Thresholds required to meet the minimum clinically important difference (MCID) have been identified for the ODQ, the SF-36 (PCS) and the NPRS [41] (Table 2). In addition, thresholds required to obtain a substantial clinical benefit (SCB), where patients report a major improvement in symptoms, have been defined for the ODQ, SF-36 (PCS) and NRPS in the lumbar fusion population [42] (Table 2). For the purpose of this study it has been assumed that SCB following lumbar fusion surgery provides a fair estimate of substantial clinical benefit following lumbar surgery in general. These thresholds allow the change in scores to be categorised as minimal improvement (below MCID threshold), moderate improvement (above MCID threshold, below SCB threshold) and substantial improvement (SCB threshold or greater).

Table 2 MCID and SCB thresholds

As all participants in this study are undergoing surgery with the aim of improving pain and physical function, it expected that the majority of participants in this study will report an improvement in scores above the MCID threshold. Therefore the SCB threshold will be used to analyse the impact of walking time on outcome (minimal/moderate improvement compared to substantial improvement). For each of the four dependent variables a multivariable logistic regression model will be generated comparing participant outcome relative to the SCB threshold.

With the exception of pre-operative function and surgical procedure, all confounding variables will be dichotomised (Table 3).

Table 3 List of independent variables and classification for statistical analysis

Bivariate analyses will be carried out to assess the association between each confounding variable and each outcome measure. The variables that have an independent association with outcome will be included in the final regression model. Analysis of correlation between the independent variables will be carried out to assess for multicollinearity. Where variables are highly correlated, either the more relevant variable or the variable with the more complete data set will be retained in the final regression model [43].

Missing independent variable data will be managed based on the quantity of missing data per participant and per variable. In the case of missing or incomplete accelerometry data, participants will be removed from analysis where three or more days of recordings are missing. In the case of one to two days of missing data, the time spent walking each day will be estimated based on the mean daily walking time of the total sample population. Comparisons will be made between the characteristics of participants with and without missing data to ensure minimisation of bias [43]. The underlying assumptions of the model will be assessed using the SPSS software “goodness of fit” testing.

Bivariate analysis will be used to examine the association between post-operative walking time, and both patient satisfaction and post-operative complications as reported at six months.

Post-operative activity profile

Descriptive statistics will be used to analyse post-operative activity.
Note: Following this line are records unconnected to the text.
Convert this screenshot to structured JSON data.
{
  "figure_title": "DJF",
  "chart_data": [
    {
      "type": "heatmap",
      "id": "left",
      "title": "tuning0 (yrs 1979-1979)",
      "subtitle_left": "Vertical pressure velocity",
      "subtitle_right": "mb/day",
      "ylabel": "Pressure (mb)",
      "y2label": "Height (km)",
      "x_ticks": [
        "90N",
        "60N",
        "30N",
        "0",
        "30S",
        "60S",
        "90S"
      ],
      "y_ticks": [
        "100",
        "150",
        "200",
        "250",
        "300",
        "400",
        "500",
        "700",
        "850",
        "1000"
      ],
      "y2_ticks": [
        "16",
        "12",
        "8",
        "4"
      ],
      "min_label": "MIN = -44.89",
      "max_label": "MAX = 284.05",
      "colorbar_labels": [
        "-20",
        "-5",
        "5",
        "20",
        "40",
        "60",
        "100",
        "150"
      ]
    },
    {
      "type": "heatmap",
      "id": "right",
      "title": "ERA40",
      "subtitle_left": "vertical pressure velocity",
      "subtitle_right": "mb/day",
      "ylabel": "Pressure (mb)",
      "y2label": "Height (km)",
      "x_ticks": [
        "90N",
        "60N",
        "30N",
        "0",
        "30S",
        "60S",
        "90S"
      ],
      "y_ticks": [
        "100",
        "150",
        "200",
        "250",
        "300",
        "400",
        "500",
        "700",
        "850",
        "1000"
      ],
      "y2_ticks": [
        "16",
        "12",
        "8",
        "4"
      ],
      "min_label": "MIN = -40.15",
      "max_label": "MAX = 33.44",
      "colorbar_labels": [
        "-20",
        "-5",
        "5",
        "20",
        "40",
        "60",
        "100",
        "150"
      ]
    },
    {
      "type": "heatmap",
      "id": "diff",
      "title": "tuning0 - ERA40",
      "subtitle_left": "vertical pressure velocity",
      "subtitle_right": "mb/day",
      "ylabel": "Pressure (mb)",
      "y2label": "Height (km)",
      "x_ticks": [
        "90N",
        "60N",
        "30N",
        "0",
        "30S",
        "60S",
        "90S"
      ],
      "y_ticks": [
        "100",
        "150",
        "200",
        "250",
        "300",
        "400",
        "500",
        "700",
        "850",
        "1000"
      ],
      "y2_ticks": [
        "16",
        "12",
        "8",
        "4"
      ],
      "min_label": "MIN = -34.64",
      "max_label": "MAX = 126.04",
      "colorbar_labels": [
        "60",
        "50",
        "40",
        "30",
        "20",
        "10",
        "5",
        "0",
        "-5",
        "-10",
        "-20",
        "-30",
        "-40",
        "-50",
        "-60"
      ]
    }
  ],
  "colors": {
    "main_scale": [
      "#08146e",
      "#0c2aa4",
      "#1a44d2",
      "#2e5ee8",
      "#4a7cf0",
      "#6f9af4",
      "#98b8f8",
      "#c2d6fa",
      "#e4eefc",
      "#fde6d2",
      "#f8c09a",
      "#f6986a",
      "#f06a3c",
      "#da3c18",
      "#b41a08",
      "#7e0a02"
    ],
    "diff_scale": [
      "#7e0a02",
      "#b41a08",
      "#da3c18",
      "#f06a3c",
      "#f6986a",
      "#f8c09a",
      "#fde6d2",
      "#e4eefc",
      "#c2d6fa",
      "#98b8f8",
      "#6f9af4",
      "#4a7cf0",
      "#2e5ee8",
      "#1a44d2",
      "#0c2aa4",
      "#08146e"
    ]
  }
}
Factors associated with post-operative walking time

Bivariate analysis will be used to examine the association between the total time spent walking, and pre-operative mobility, function and physical activity, post-operative back, leg and wound pain, post-operative complications and the need for supervision while walking.

Discussion

The findings from this research will assist physiotherapists to identify patients who are expected to have either very good or poor post-operative outcomes based on their activity levels immediately following surgery, and inform physiotherapists about whether increasing activity should be a focus of post-operative rehabilitation. This will help to guide patient management during the inpatient phase, by identifying patients who are at risk of poorer outcome due to limited walking time. These patients may benefit from ongoing rehabilitation and outpatient physiotherapy services. This information will also provide a foundation for further research into interventions designed to optimise post-operative activity such as patient education resources, improved monitoring and management of post-operative pain, or the provision of additional physiotherapy sessions for patients who require supervision while walking.